伽藍の完成から2年後の1394年(応永元年)には早くも全焼。
この時は6世住持の絶海中津(ぜっかいちゅうしん 1334-1405)が落胆する義満を励ましてその復旧に努め、1407年(応永14年)には復興を果たしています。
そしてこの間の1399年(応永6年)に完成した「七重大塔」は高さ109mともいわれ、日本様式の仏塔では史上最も高いものだったといわれていますが、1403年(応永10年)に惜しくも落雷によって焼失しています。

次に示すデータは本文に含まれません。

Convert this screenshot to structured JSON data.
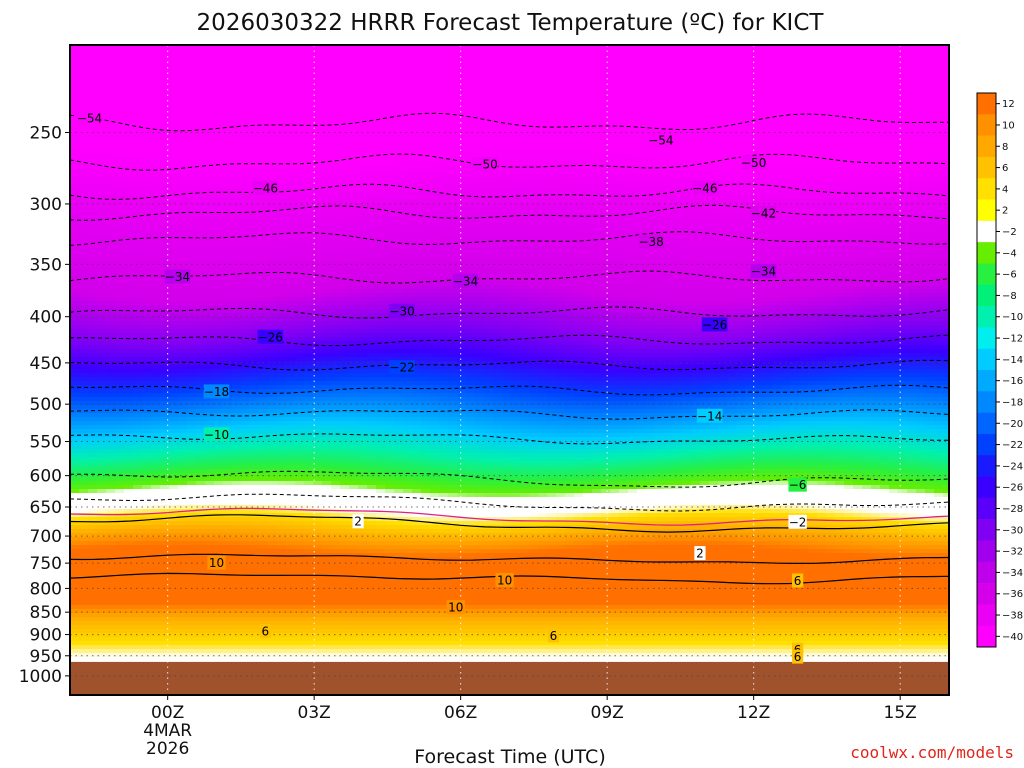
{
  "chart_data": {
    "type": "heatmap",
    "title": "2026030322 HRRR Forecast Temperature (ºC) for KICT",
    "xlabel": "Forecast Time (UTC)",
    "credit": "coolwx.com/models",
    "x_range_hours": [
      -1,
      17
    ],
    "x_ticks": [
      {
        "h": 1,
        "label": "00Z",
        "sub": [
          "4MAR",
          "2026"
        ]
      },
      {
        "h": 4,
        "label": "03Z"
      },
      {
        "h": 7,
        "label": "06Z"
      },
      {
        "h": 10,
        "label": "09Z"
      },
      {
        "h": 13,
        "label": "12Z"
      },
      {
        "h": 16,
        "label": "15Z"
      }
    ],
    "y_axis": {
      "type": "pressure",
      "range": [
        1050,
        200
      ],
      "ticks": [
        250,
        300,
        350,
        400,
        450,
        500,
        550,
        600,
        650,
        700,
        750,
        800,
        850,
        900,
        950,
        1000
      ]
    },
    "surface_pressure_hpa": 965,
    "color_scale": [
      {
        "label": "-40",
        "color": "#ff00ff"
      },
      {
        "label": "-38",
        "color": "#ea00f4"
      },
      {
        "label": "-36",
        "color": "#d500ea"
      },
      {
        "label": "-34",
        "color": "#bf00ea"
      },
      {
        "label": "-32",
        "color": "#a000ee"
      },
      {
        "label": "-30",
        "color": "#8000f4"
      },
      {
        "label": "-28",
        "color": "#5a00fa"
      },
      {
        "label": "-26",
        "color": "#3a00ff"
      },
      {
        "label": "-24",
        "color": "#1a1aff"
      },
      {
        "label": "-22",
        "color": "#0040ff"
      },
      {
        "label": "-20",
        "color": "#0066ff"
      },
      {
        "label": "-18",
        "color": "#0088ff"
      },
      {
        "label": "-16",
        "color": "#00aaff"
      },
      {
        "label": "-14",
        "color": "#00ccff"
      },
      {
        "label": "-12",
        "color": "#00eeee"
      },
      {
        "label": "-10",
        "color": "#00f0b0"
      },
      {
        "label": "-8",
        "color": "#00f078"
      },
      {
        "label": "-6",
        "color": "#28f040"
      },
      {
        "label": "-4",
        "color": "#66ee00"
      },
      {
        "label": "-2",
        "color": "#ffffff"
      },
      {
        "label": "2",
        "color": "#ffff00"
      },
      {
        "label": "4",
        "color": "#ffe000"
      },
      {
        "label": "6",
        "color": "#ffc200"
      },
      {
        "label": "8",
        "color": "#ffa800"
      },
      {
        "label": "10",
        "color": "#ff9000"
      },
      {
        "label": "12",
        "color": "#ff7000"
      }
    ],
    "contour_labels": [
      {
        "value": "-54",
        "h": -0.6,
        "p": 241
      },
      {
        "value": "-54",
        "h": 11.1,
        "p": 255
      },
      {
        "value": "-50",
        "h": 7.5,
        "p": 271
      },
      {
        "value": "-50",
        "h": 13.0,
        "p": 270
      },
      {
        "value": "-46",
        "h": 3.0,
        "p": 288
      },
      {
        "value": "-46",
        "h": 12.0,
        "p": 288
      },
      {
        "value": "-42",
        "h": 13.2,
        "p": 307
      },
      {
        "value": "-38",
        "h": 10.9,
        "p": 330
      },
      {
        "value": "-34",
        "h": 1.2,
        "p": 361
      },
      {
        "value": "-34",
        "h": 7.1,
        "p": 365
      },
      {
        "value": "-34",
        "h": 13.2,
        "p": 356
      },
      {
        "value": "-30",
        "h": 5.8,
        "p": 394
      },
      {
        "value": "-26",
        "h": 3.1,
        "p": 421
      },
      {
        "value": "-26",
        "h": 12.2,
        "p": 408
      },
      {
        "value": "-22",
        "h": 5.8,
        "p": 455
      },
      {
        "value": "-18",
        "h": 2.0,
        "p": 484
      },
      {
        "value": "-14",
        "h": 12.1,
        "p": 515
      },
      {
        "value": "-10",
        "h": 2.0,
        "p": 540
      },
      {
        "value": "-6",
        "h": 13.9,
        "p": 614
      },
      {
        "value": "-2",
        "h": 13.9,
        "p": 675
      },
      {
        "value": "2",
        "h": 4.9,
        "p": 674
      },
      {
        "value": "2",
        "h": 11.9,
        "p": 731
      },
      {
        "value": "10",
        "h": 2.0,
        "p": 749
      },
      {
        "value": "10",
        "h": 7.9,
        "p": 783
      },
      {
        "value": "10",
        "h": 6.9,
        "p": 839
      },
      {
        "value": "6",
        "h": 13.9,
        "p": 784
      },
      {
        "value": "6",
        "h": 3.0,
        "p": 892
      },
      {
        "value": "6",
        "h": 8.9,
        "p": 902
      },
      {
        "value": "6",
        "h": 13.9,
        "p": 935
      },
      {
        "value": "6",
        "h": 13.9,
        "p": 952
      }
    ]
  }
}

ちなみに近代に入った1914年(大正3年)に日立鉱山の煙突(高さ155.7m)が竣工されるまでのおよそ515年もの間、高さ歴代日本一の構築物の記録は破られなかったといいます。
しかしその後も
義満没後の1425年(応永32年)に出火により再度全焼
1467年(応仁元年)の「応仁の乱」の際には東軍・細川方の陣地となったため焼失
1551年(天文20年)にも細川晴元と三好長慶が争った「天文の乱」に巻き込まれて焼失
と計4回の焼失を経験することとなります。
桃山時代の復興
その後桃山時代に入り、1584年(天正12年)に相国寺の中興の祖とされる西笑承兌(さいしょうじょうたい 1548-1608)が第92世の住職となると、豊臣氏の外護を受けて復興が進められ、このうち1605年(慶長10年)に豊臣秀頼によって建立された法堂は今も現存し国の重要文化財にも指定されています。
そして江戸時代に入った1609年(慶長14年)には、江戸幕府を開いた徳川家康(とくがわいえやす)が三門を寄進。
更に第108代・後水尾天皇(ごみずのおてんのう)が皇子・穏仁親王の追善の為に宮殿を下賜して開山塔とし、その他の堂塔も再建されました。
しかし1788年(天明8年)の「天明の大火」に遭い、法堂と浴室、そして塔頭9院を残して再び焼失してしまいます。
江戸後期の復興と現在
それから約20年後の1807年(文化4年)に第116代・桃園天皇(ももぞのてんのう)の皇后・恭礼門院(きょうらいもんいん 1743-96)の旧殿の下賜を受け、それを開山塔として再度建立。
同年には方丈・庫裏も建造され、壮大だった往時の状態に復興するに至りました。
現在の伽藍の大部分はこの文化年間に再建されたものです。
そして現在は12の境内塔頭寺院、および山外塔頭として世界遺産として有名な金閣寺(鹿苑寺)や銀閣寺(慈照寺)、そして真如寺の3院を統括するほか、全国に約90余カ寺の末寺を擁する臨済宗相国寺派の大本山として法灯を灯し続けています。